Invité au Festival de Cannes, Ibrahim Maalouf est cette année co-Président avec Elsa Zylberstein du Jury de la 6ème édition du Prix de la Meilleure Création Sonore remis à un film de la sélection Un Certain Regard. Ce prix a également été initié par la Semaine du son. Quelques jours après avoir présenté son émission Improbox (TSF Jazz) sur la Croisette et avant la remise de ce prix, il évoque son rapport au son, à l’altérité, à l’improvisation, à la musique et à la sincérité.
Format Court : Je vais commencer avec votre émission de radio, Improbox. Votre projet, c’est de croiser les regards et les expériences, d’associer un musicien ou un compositeur avec un politologue, un footballeur ou un comédien par exemple, soit des gens qui n’ont rien à voir avec la musique. Pourquoi ?
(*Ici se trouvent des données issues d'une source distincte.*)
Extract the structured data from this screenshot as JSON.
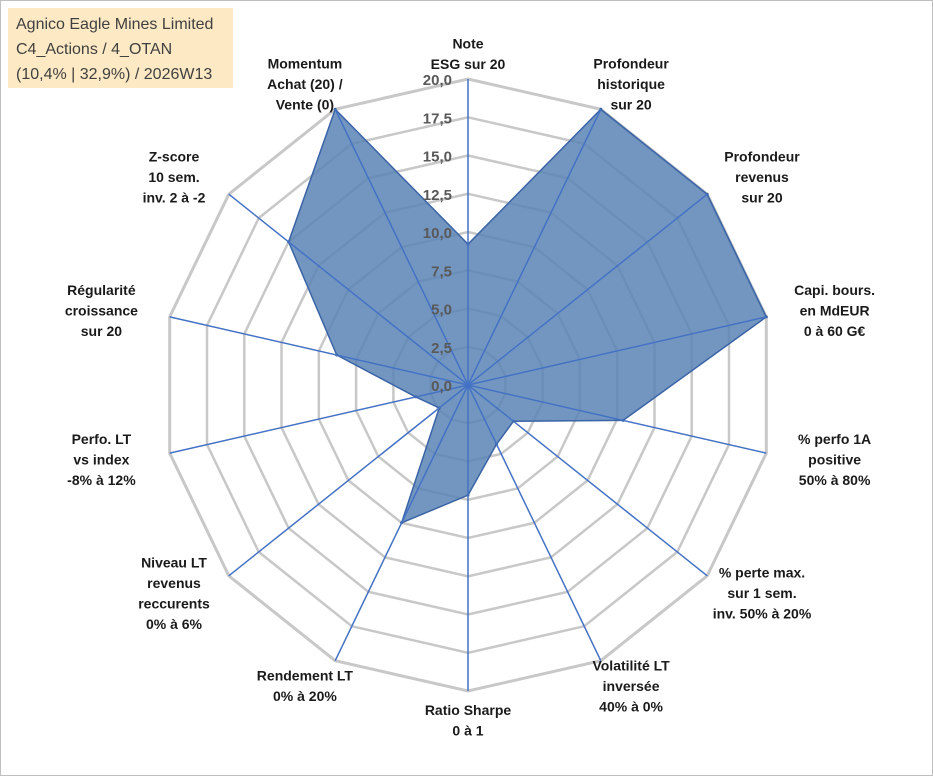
{
  "info": {
    "company": "Agnico Eagle Mines Limited",
    "category": "C4_Actions / 4_OTAN",
    "stats": "(10,4% | 32,9%) / 2026W13"
  },
  "colors": {
    "fill": "#5b84b6",
    "stroke": "#3a64a6",
    "spoke": "#4472c4",
    "grid": "#c8c8c8"
  },
  "chart_data": {
    "type": "radar",
    "title": "",
    "rmin": 0,
    "rmax": 20,
    "ticks": [
      "0,0",
      "2,5",
      "5,0",
      "7,5",
      "10,0",
      "12,5",
      "15,0",
      "17,5",
      "20,0"
    ],
    "tick_values": [
      0,
      2.5,
      5,
      7.5,
      10,
      12.5,
      15,
      17.5,
      20
    ],
    "axes": [
      {
        "label": [
          "Note",
          "ESG sur 20"
        ],
        "value": 9.2
      },
      {
        "label": [
          "Profondeur",
          "historique",
          "sur 20"
        ],
        "value": 20
      },
      {
        "label": [
          "Profondeur",
          "revenus",
          "sur 20"
        ],
        "value": 20
      },
      {
        "label": [
          "Capi. bours.",
          "en MdEUR",
          "0 à 60 G€"
        ],
        "value": 20
      },
      {
        "label": [
          "% perfo 1A",
          "positive",
          "50% à 80%"
        ],
        "value": 10.4
      },
      {
        "label": [
          "% perte max.",
          "sur 1 sem.",
          "inv. 50% à 20%"
        ],
        "value": 3.8
      },
      {
        "label": [
          "Volatilité LT",
          "inversée",
          "40% à 0%"
        ],
        "value": 4.3
      },
      {
        "label": [
          "Ratio Sharpe",
          "0 à 1"
        ],
        "value": 7.2
      },
      {
        "label": [
          "Rendement LT",
          "0% à 20%"
        ],
        "value": 10.0
      },
      {
        "label": [
          "Niveau LT",
          "revenus",
          "reccurents",
          "0% à 6%"
        ],
        "value": 2.4
      },
      {
        "label": [
          "Perfo. LT",
          "vs index",
          "-8% à 12%"
        ],
        "value": 3.5
      },
      {
        "label": [
          "Régularité",
          "croissance",
          "sur 20"
        ],
        "value": 8.8
      },
      {
        "label": [
          "Z-score",
          "10 sem.",
          "inv. 2 à -2"
        ],
        "value": 15.0
      },
      {
        "label": [
          "Momentum",
          "Achat (20) /",
          "Vente (0)"
        ],
        "value": 20
      }
    ]
  }
}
Ibrahim Maalouf : Pour plein de raisons. C’était un peu la suite logique pour moi de la démarche qui a consisté à écrire un livre sur l’improvisation. Je me suis rendu compte que l’improvisation était finalement beaucoup plus large que simplement juste un musicien ou une musicienne qui prend un instrument et qui s’amuse avec. L’improvisation, c’est une philosophie. C’est une manière de voir les choses, de s’adapter aux situations, de finalement régler les problèmes de nos vies, du monde aussi.
Vous y arrivez ou pas ?
I.M. : Non. Les problèmes de ma vie, j’essaie d’y arriver, mais ceux du monde, peut-être pas. Mais voilà, c’est cette manière de s’adapter aux situations qui se présentent à nous et de trouver quand même des solutions. Cette philosophie-là, j’avais envie de la mettre en relief pour qu’on comprenne que l’improvisation, ce n’est pas juste faire n’importe quoi ou juste s’amuser. C’est s’amuser, mais avec une philosophie derrière. Et quand on compare les démarches dans tous les métiers du monde, on se rend compte que, finalement, ceux qui arrivent le mieux à développer leur travail, le rendre visible, le rendre intéressant, sont ceux qui intègrent l’improvisation dans leurs démarches. D’une manière ou d’une autre, un tout petit peu ou beaucoup. J’aime ainsi mettre ensemble ces gens qui n’ont rien à voir, qui ne se seraient pas forcément rencontrés dans la vie et qui créent ensemble quelque chose de musical.
Et quand vous, vous préparez vos émissions, vous improvisez beaucoup ou pas ?
I.M. : J’improvise quasiment tout. Je prépare, attention, parce que pour l’improvisation, il y a beaucoup de préparation au départ. On n’improvise pas avec aucun langage. Pour improviser, il faut avoir un minimum de langage. Ce langage-là, c’est la culture. Si je devais vous interviewer, je devrais absolument tout savoir sur vous avant : savoir les actualités, d’où vous venez, vers quoi vous allez. Mais à partir du moment où on commence la discussion, j’ai envie qu’on parte là où la discussion nous amène, et pas forcément là où moi, j’ai mis mes points.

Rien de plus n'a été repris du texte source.